“Pak Prabowo presiden baru kami, tolong kami Pak di Myanmar!” Kalimat itu keluar dari mulut seorang WNI yang menangis di sebuah video amatir yang viral beberapa waktu lalu. Dalam rekaman yang menyayat hati tersebut, sejumlah warga negara Indonesia terlihat memohon pertolongan. Mereka mengaku disekap, disiksa, dan menjadi korban penipuan online scam di wilayah konflik Myanmar.
Kasus Tindak Pidana Perdagangan Orang (TPPO) ini menjadi satu dari banyak tragedi yang tak kunjung usai. Skema lowongan kerja palsu ke luar negeri kembali memakan korban. Terbaru, sebanyak 554 WNI berhasil dievakuasi dari Myanmar dan dipulangkan ke Indonesia. Mereka terdiri dari 449 laki-laki dan 105 perempuan, dipulangkan melalui Bandara Don Mueang, Bangkok, Thailand.
Evakuasi pertama berlangsung pada 18 Maret 2025, disambut langsung oleh Menlu Sugiono Sugono. Ia menegaskan bahwa pemulangan ini merupakan bentuk nyata dari arahan Presiden Prabowo untuk melindungi WNI di luar negeri.
Pusat aktivitas sindikat penipuan daring berada di wilayah perbatasan Myanmar-Thailand, tepatnya di Miawadi. Proses evakuasi tidak mudah karena sebagian besar korban masuk dengan visa kerja tidak resmi. Lokasi para korban tersebar di berbagai titik seperti Suekoke, Keke Park, dan Hapalu. Pemerintah Indonesia membutuhkan waktu berbulan-bulan untuk pelacakan, verifikasi, dan negosiasi dengan otoritas Myanmar dan Thailand.
Evakuasi dilakukan dengan 13 bus menempuh perjalanan darat selama 10 jam ke perbatasan Thailand. Namun, di balik keberhasilan itu, kisah pilu para korban masih menyisakan luka. Salah satunya adalah Rinaldi, eks pekerja online scam yang sempat dikurung selama sebulan karena mencoba menghubungi KBRI. Ia bahkan diancam, dipalak, hingga harus berutang ke pinjol demi kebebasan.

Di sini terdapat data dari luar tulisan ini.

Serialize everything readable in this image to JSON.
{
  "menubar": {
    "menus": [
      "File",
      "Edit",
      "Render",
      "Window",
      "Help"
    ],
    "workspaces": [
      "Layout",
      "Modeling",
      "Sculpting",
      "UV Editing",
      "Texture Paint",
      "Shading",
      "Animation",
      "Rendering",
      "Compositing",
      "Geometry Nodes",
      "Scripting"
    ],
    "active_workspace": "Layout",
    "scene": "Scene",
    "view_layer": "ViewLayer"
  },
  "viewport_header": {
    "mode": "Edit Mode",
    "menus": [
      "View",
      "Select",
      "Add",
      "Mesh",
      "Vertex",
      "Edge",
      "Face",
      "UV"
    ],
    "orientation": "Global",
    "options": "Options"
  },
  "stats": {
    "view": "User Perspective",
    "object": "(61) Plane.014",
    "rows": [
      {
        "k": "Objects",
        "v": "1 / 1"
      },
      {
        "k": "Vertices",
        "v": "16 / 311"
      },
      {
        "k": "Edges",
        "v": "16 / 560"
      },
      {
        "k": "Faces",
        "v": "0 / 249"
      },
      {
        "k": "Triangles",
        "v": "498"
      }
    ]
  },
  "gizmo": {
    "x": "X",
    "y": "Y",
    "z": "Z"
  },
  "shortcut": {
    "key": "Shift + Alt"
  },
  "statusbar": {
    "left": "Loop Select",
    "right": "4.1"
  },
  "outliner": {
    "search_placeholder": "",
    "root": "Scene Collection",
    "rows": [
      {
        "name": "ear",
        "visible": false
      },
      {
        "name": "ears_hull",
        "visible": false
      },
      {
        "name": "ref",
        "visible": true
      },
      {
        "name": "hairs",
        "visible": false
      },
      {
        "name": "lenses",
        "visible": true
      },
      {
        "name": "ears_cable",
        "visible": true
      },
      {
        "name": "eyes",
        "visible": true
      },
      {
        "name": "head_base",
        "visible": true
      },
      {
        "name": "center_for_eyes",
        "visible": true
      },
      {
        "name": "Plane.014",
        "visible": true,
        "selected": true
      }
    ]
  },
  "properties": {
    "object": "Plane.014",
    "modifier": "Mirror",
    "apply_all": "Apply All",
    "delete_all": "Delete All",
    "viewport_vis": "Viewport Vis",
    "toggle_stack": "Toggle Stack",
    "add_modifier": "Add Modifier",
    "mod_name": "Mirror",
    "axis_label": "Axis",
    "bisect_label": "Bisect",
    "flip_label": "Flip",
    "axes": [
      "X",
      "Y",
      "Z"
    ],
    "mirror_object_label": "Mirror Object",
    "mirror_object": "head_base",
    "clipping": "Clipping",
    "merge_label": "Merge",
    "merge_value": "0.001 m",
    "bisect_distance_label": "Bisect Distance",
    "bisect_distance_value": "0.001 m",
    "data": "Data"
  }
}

“Saya minum air keran, dikurung 30 hari, sampai akhirnya bisa kabur. Tapi semua harus saya bayar sendiri, bahkan sampai digertak tentara bersenjata,” ungkap Rinaldi yang akhirnya bisa pulang lewat jalur penuh teror.
Sementara itu, masih banyak korban lain yang belum bisa pulang. Tuti, salah satunya, kini masih tertahan di Kamboja. Ia terjebak rayuan pekerjaan bergaji tinggi dari temannya sendiri. Gaji yang dijanjikan tak pernah sesuai. Ia hanya menerima Rp1,5 juta lalu dipotong hingga tinggal Rp500 ribu.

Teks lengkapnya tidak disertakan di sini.